The Legislative Assembly, with a broad pro-government majority, extended on Wednesday night (04.12.2023) for the thirteenth time the state of emergency for 30 more days, with which the measure will continue until the end of May of the current year.
The measure, which has already been implemented for a year and called by the government of President Nayib Bukele a “war against gangs”, was approved with the votes of 66 members of the ruling Nuevas Ideas (NI) party and allied formations.
“The exception regime is legal and constitutional,” said Deputy Guillermo Gallegos, of the Great Alliance for National Unity (GANA), during the plenary session in which the measure was endorsed. For her part, deputy Claudia Ortiz, from the opposition Vamos party, pointed out that during the emergency regime “innocent people have been captured,” for whom she asked for their release.
The Bukele Executive, through the Security Cabinet, requested on Wednesday afternoon the expansion of the regime, which suspends several constitutional rights and which was originally approved at the end of March 2022 after an escalation of murders attributed to gangs and which claimed the lives of more than 80 people in three days.
“The route to follow to transform this country”
The head of the Ministry of Security, Gustavo Villatoro, said after presenting the request for the extension to Congress that the emergency regime “is the route to follow to transform this country.” He pointed out that currently in the Central American country “an average of 0.6 homicides are registered every day” and that “65% of the 496 murders registered in 2022 were perpetrated in the first 3 months of the year, before the implementation of the extent”.

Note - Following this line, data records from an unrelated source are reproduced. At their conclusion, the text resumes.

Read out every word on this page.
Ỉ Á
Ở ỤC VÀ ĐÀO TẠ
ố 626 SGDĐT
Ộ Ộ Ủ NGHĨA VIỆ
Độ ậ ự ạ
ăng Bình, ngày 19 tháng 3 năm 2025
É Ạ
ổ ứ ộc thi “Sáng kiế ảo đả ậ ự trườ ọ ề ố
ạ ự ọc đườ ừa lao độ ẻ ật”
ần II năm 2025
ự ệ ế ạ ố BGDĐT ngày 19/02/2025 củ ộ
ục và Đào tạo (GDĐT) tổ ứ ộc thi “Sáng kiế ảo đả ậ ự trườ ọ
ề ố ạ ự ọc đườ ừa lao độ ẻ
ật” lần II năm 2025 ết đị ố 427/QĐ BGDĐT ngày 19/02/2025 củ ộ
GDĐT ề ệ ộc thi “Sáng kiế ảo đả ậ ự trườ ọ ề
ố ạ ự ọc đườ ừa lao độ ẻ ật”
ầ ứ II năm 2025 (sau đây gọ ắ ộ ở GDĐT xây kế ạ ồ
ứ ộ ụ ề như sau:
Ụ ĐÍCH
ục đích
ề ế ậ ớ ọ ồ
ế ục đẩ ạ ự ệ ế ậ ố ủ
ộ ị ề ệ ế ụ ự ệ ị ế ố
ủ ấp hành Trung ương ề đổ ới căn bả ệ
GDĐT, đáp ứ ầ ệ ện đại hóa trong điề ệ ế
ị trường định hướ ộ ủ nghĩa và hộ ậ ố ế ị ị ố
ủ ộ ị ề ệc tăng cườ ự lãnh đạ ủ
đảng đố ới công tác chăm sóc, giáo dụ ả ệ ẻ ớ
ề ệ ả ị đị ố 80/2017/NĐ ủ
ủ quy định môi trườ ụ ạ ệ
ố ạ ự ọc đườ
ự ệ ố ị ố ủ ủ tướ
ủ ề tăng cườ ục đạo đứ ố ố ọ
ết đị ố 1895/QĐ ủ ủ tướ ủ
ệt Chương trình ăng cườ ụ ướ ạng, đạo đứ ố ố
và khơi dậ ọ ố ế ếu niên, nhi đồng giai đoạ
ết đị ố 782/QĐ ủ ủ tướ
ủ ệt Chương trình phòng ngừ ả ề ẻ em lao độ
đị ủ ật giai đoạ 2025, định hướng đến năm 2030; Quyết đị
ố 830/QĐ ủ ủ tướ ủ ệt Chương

According to official figures, there are more than 67,000 people arrested, whom the government accuses of being gang members. The authorities attribute the fall in homicides to this measure and the Territorial Control Plan, which according to official accounts were 496 in 2022, 57% less than in 2021. The Central American country registered 2015 as the most violent year in its recent history and in 2016 the number of murders began to decrease, a trend that was accentuated by the Bukele government.